Database Task Force reports error
Many of the 12 committee and two Task Forces CIC has operating this year did little more at the Atlanta meeting than outline their plans for the upcoming year.
David McCreight, chairman of the newly-formed “Business Management Committee,” for example, said that committee will spend the year trying to outline a more streamlined way for handling the repair and claims process, and comparing it to the current process to determine what costs savings and other benefits would be possible for shops, insurers, vendors and consumers.
Jim Ryan, chairman of the Estimate Practices and Procedures Committee, said his committee will work with the estimate system providers to determine how pop-up window or other prompts about non-included operations could help improve estimate accuracy.
“The second thing we’re going to work on is defining the necessary steps and processes for a repaired panel as opposed to a new, undamaged panel,” Ryan said. “A lot of people don’t really understand the differences there. We want to work on defining and communicating that.”
But the CIC Database Task Force did have some accomplishments and progress to report on in Atlanta. Lou DiLisio, who coordinates the task force, said the group had recently worked with one of the estimating database providers on a “pretty significant error” in their system.
“We’re not really sure how long it took it to address it, but the bottom line is for (that) period of time, which was at minimum 90 days, the repair industry had to deal with the time that was in that system and unfortunately lost a lot of money,” DiLisio said. “We feel those are the types of things that need to be disclosed to the industry, both when they are uncovered and when they get resolved.”

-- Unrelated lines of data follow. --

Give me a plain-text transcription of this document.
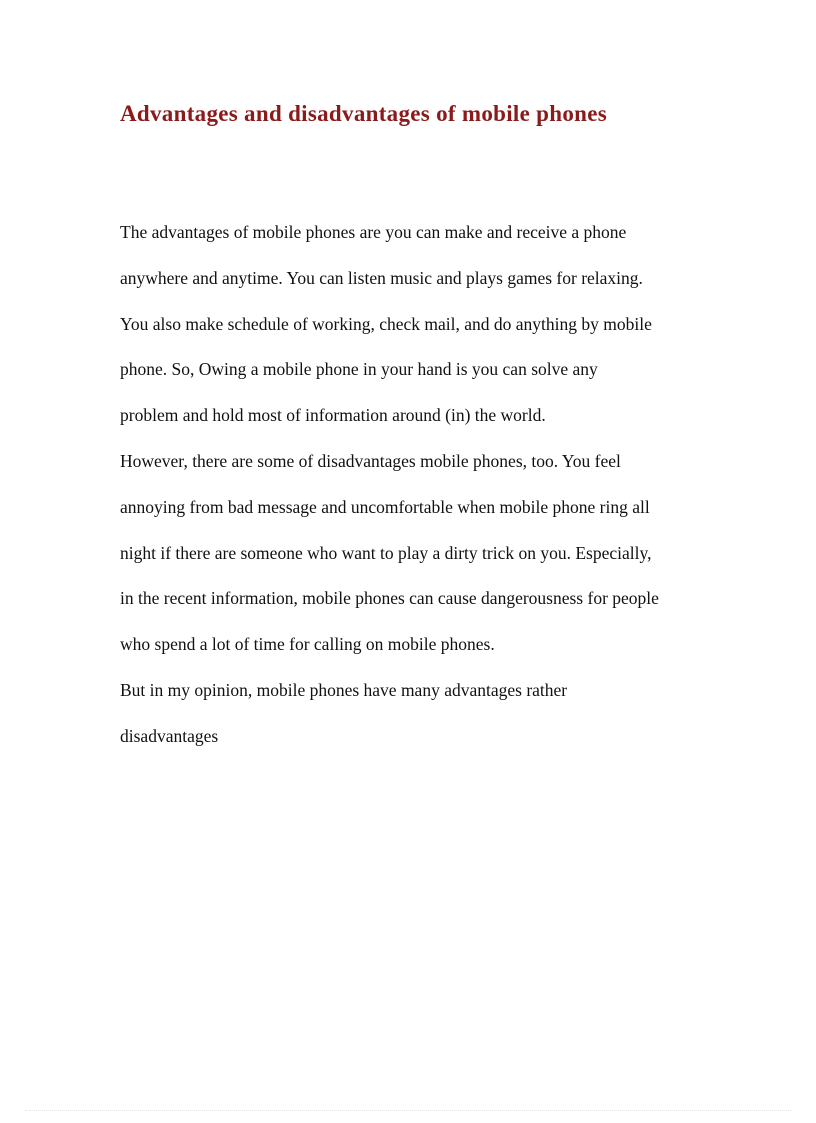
Advantages and disadvantages of mobile phones

The advantages of mobile phones are you can make and receive a phone

anywhere and anytime. You can listen music and plays games for relaxing.

You also make schedule of working, check mail, and do anything by mobile

phone. So, Owing a mobile phone in your hand is you can solve any

problem and hold most of information around (in) the world.

However, there are some of disadvantages mobile phones, too. You feel

annoying from bad message and uncomfortable when mobile phone ring all

night if there are someone who want to play a dirty trick on you. Especially,

in the recent information, mobile phones can cause dangerousness for people

who spend a lot of time for calling on mobile phones.

But in my opinion, mobile phones have many advantages rather

disadvantages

DiLisio, however, declined to provide the name of the estimating system provider nor details about the error, saying the task force is giving the provider an opportunity to address the issue.
“But the fact of the matter is, we see these things and identify them,” DiLisio said. “And we’re just not going to put up with them. They are going to have to answer to the industry as to why those types of things take that amount of time to get (corrected).”
He also said the task force has worked successfully with CCC Information Systems to change that company’s estimating system so that refinish times for bumper covers are based by default on painting the covers off the vehicle. Until this spring, the system defaulted to removing overlap based on the bumper cover being painted on the vehicle, which is rarely done.
DiLisio said the CCC system still deducts some overlap because it presumes the bumper covers are painted in a continuous process with the rest of the vehicle. So the task force was working with paint companies to show CCC that because paint additives are needed for bumper covers, it is not a continuous process and that overlap should not be taken.
DiLisio concluded the task force’s report at the annual meeting by reminding the industry that the estimating systems are merely guides.
“And they are guides for undamaged new cars with OE parts,” DiLisio said. “We know that. Unfortunately, one of the abuses in the industry right now is that those guides are being shoved down everybody’s throats as a bible. Therefore, there’s more scrutiny of the guides to make them as accurate as we can possible make them.”